Os Estados Unidos perderam terreno na ingrata corrida do desenvolvimento desigual, ao mesmo tempo em que a comunidade mundial assistia, com surpresa e admiração, à vertiginosa ascensão do chamado “socialismo de mercado” chinês.

Ao lado da China e estimulados por seu extraordinário crescimento, emergiram outras economias de peso no cenário internacional e aqui cabe destacar as nações que compõem o BRIC e o IBAS. A crise econômica mundial realçou a decadência americana e acelerou o processo de desenvolvimento desigual e deslocamento do poder do Ocidente para o Oriente. A recuperação da economia mundial já não depende nem pode depender das potências ocidentais.
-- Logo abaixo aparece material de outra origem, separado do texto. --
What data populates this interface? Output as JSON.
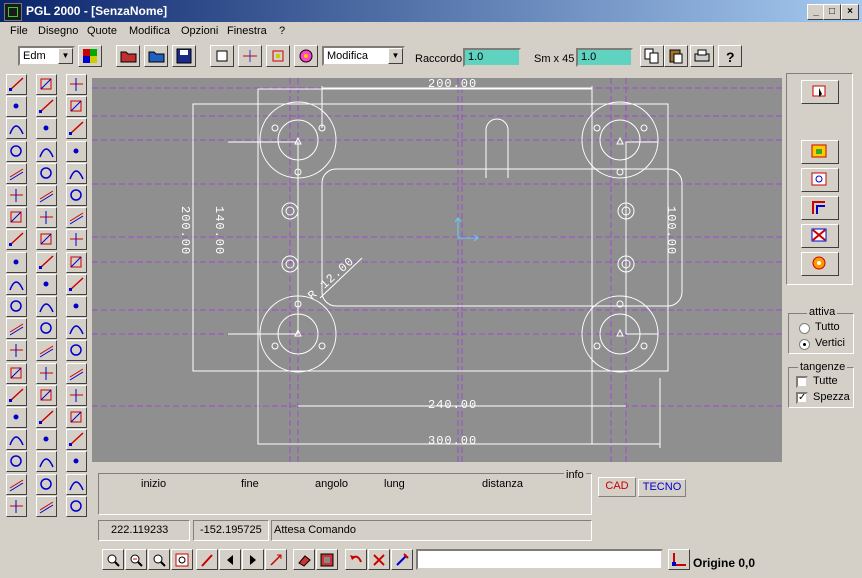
{
  "window": {
    "title": "PGL 2000  - [SenzaNome]"
  },
  "menu": [
    "File",
    "Disegno",
    "Quote",
    "Modifica",
    "Opzioni",
    "Finestra",
    "?"
  ],
  "toolbar": {
    "layer_value": "Edm",
    "mode_value": "Modifica",
    "raccordo_label": "Raccordo",
    "raccordo_value": "1.0",
    "sm45_label": "Sm x 45",
    "sm45_value": "1.0"
  },
  "drawing": {
    "dim_top": "200.00",
    "dim_mid": "240.00",
    "dim_bottom": "300.00",
    "dim_radius": "R 12.00",
    "dim_left_outer": "200.00",
    "dim_left_inner": "140.00",
    "dim_right": "100.00"
  },
  "info_panel": {
    "title": "info",
    "columns": [
      "inizio",
      "fine",
      "angolo",
      "lung",
      "distanza"
    ]
  },
  "tabs": {
    "cad": "CAD",
    "tecno": "TECNO"
  },
  "status": {
    "x": "222.119233",
    "y": "-152.195725",
    "message": "Attesa Comando",
    "origin": "Origine 0,0"
  },
  "right_panel": {
    "attiva_title": "attiva",
    "attiva_options": [
      "Tutto",
      "Vertici"
    ],
    "attiva_selected": "Vertici",
    "tangenze_title": "tangenze",
    "tangenze_options": [
      {
        "label": "Tutte",
        "checked": false
      },
      {
        "label": "Spezza",
        "checked": true
      }
    ]
  },
  "colors": {
    "canvas": "#8f8f8f",
    "drawing_lines": "#ffffff",
    "construction_lines": "#9b4dc8",
    "input_teal": "#5fd3c0",
    "tab_cad": "#cc0000",
    "tab_tecno": "#0000cc"
  }
}
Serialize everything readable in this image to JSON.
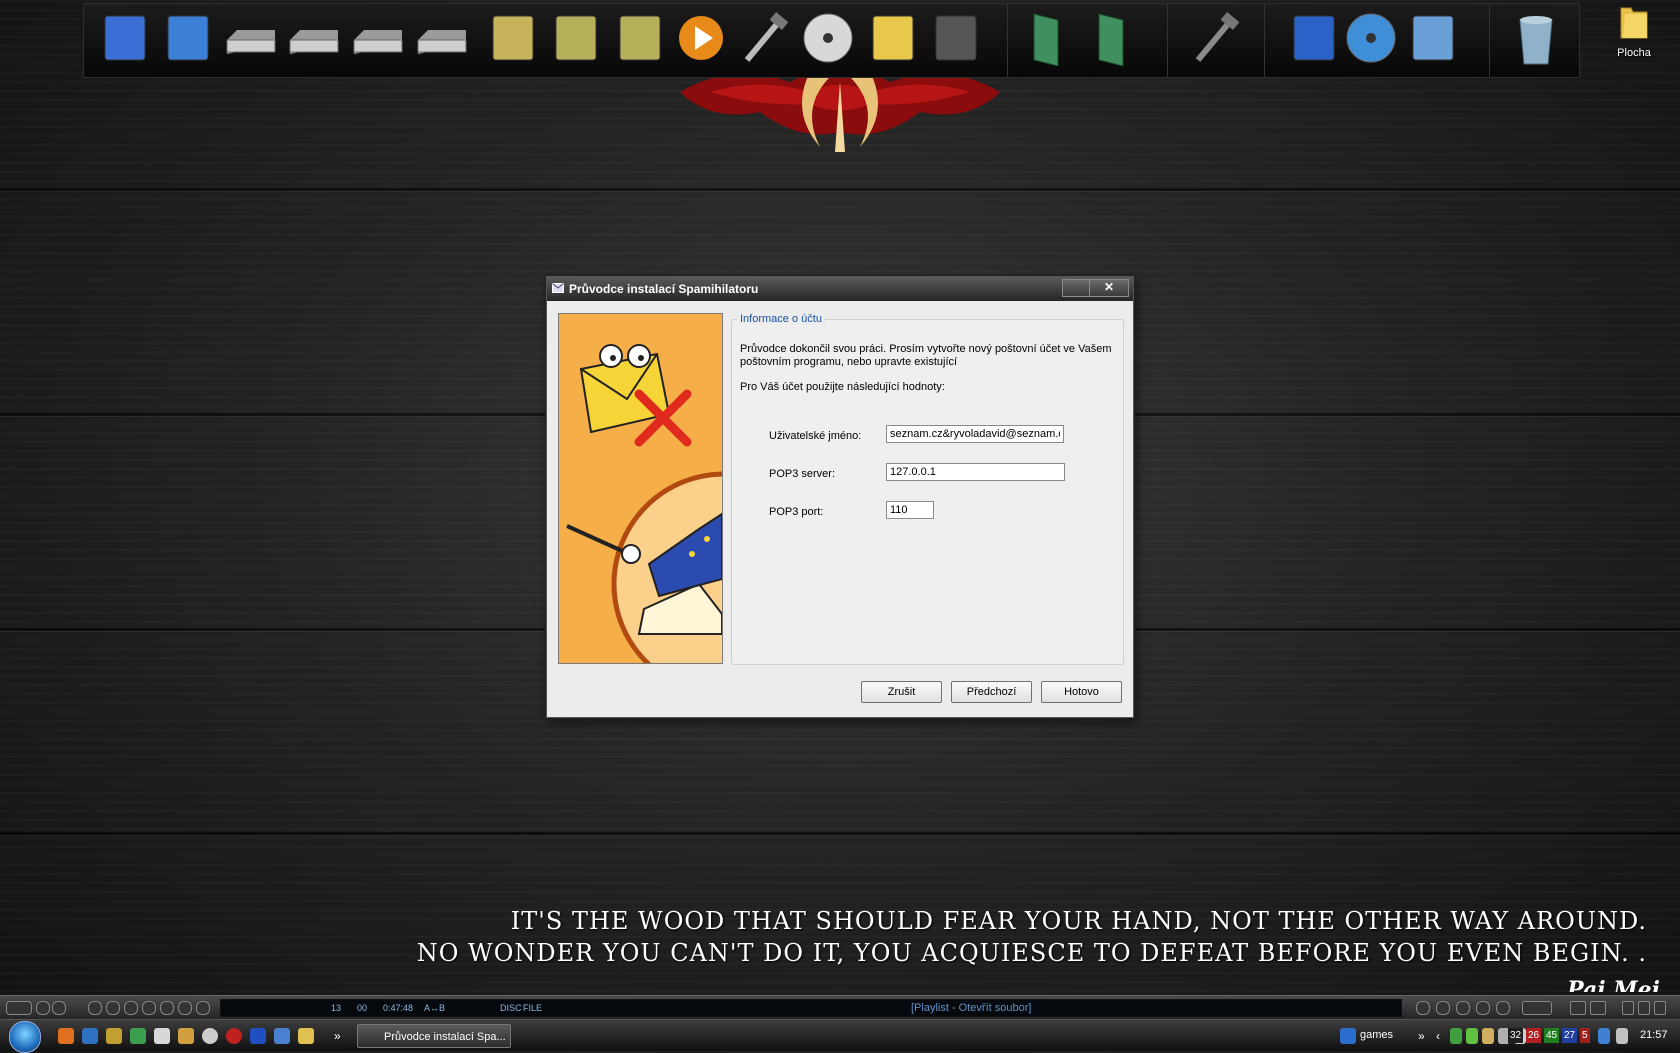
{
  "desktop": {
    "folder_label": "Plocha",
    "quote_line1": "IT'S THE WOOD THAT SHOULD FEAR YOUR HAND, NOT THE OTHER WAY AROUND.",
    "quote_line2": "NO WONDER YOU CAN'T DO IT, YOU ACQUIESCE TO DEFEAT BEFORE YOU EVEN BEGIN. .",
    "signature": "Pai Mei"
  },
  "dock_icons": [
    "computer-icon",
    "control-panel-icon",
    "drive-icon",
    "drive-icon",
    "drive-icon",
    "drive-icon",
    "folder-icon",
    "documents-folder-icon",
    "music-folder-icon",
    "media-player-icon",
    "tools-icon",
    "disc-icon",
    "notes-icon",
    "guitar-icon",
    "recycle-green-icon",
    "recycle-green-icon",
    "hammer-icon",
    "network-icon",
    "globe-monitor-icon",
    "search-monitor-icon",
    "recycle-bin-icon"
  ],
  "dialog": {
    "title": "Průvodce instalací Spamihilatoru",
    "close_glyph": "✕",
    "group_title": "Informace o účtu",
    "intro_text": "Průvodce dokončil svou práci. Prosím vytvořte nový poštovní účet ve Vašem poštovním programu, nebo upravte existující",
    "values_text": "Pro Váš účet použijte následující hodnoty:",
    "username_label": "Uživatelské jméno:",
    "username_value": "seznam.cz&ryvoladavid@seznam.cz",
    "server_label": "POP3 server:",
    "server_value": "127.0.0.1",
    "port_label": "POP3 port:",
    "port_value": "110",
    "cancel_label": "Zrušit",
    "back_label": "Předchozí",
    "finish_label": "Hotovo"
  },
  "player": {
    "track_num": "13",
    "track_sub": "00",
    "time": "0:47:48",
    "ab": "A↔B",
    "disc": "DISC",
    "file": "FILE",
    "playlist_text": "[Playlist - Otevřít soubor]"
  },
  "taskbar": {
    "task_label": "Průvodce instalací Spa...",
    "games_label": "games",
    "tray_numbers": [
      "32",
      "26",
      "45",
      "27",
      "5"
    ],
    "tray_colors": [
      "#1f1f1f",
      "#b02020",
      "#208020",
      "#2040a0",
      "#a02020"
    ],
    "clock": "21:57"
  }
}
O BRIC respondeu por mais de 50% do crescimento global nos últimos anos.

É deste processo de desenvolvimento (desigual) das nações que emana objetivamente a necessidade de uma transição para uma nova ordem geopolítica, que forçosamente terá de corresponder ao novo equilíbrio de forças. Embora mantenham uma forte supremacia na esfera militar, os EUA já não reúnem condições econômicas, políticas e morais de dar ordens e impor sua vontade ao resto do mundo. As iniciativas do governo Bush neste sentido deram com os burros n´água.

BRIC e IBAS colocaram o dedo nesta ferida e abriram uma agenda carregada de temas como um novo sistema monetário internacional, com a substituição do padrão dólar no comércio exterior, o direito das nações ao desenvolvimento da tecnologia nuclear, a reforma da ONU, do FMI e do Banco Mundial, entre outros.

Não é demais alertar que a transição não está dada, não será pacífica e tampouco se realizará em curto prazo, pois nosso vizinho, ao Norte, não pretende abrir mão da hegemonia e, apesar do assombroso déficit fiscal, continua investindo pesado na ampliação do poderio militar para preservar posições. A nova ordem será um parto da história, não se sabe se com ou sem cesariana, no qual o Brasil pode desempenhar, e em certa medida já está desempenhando, um grande papel.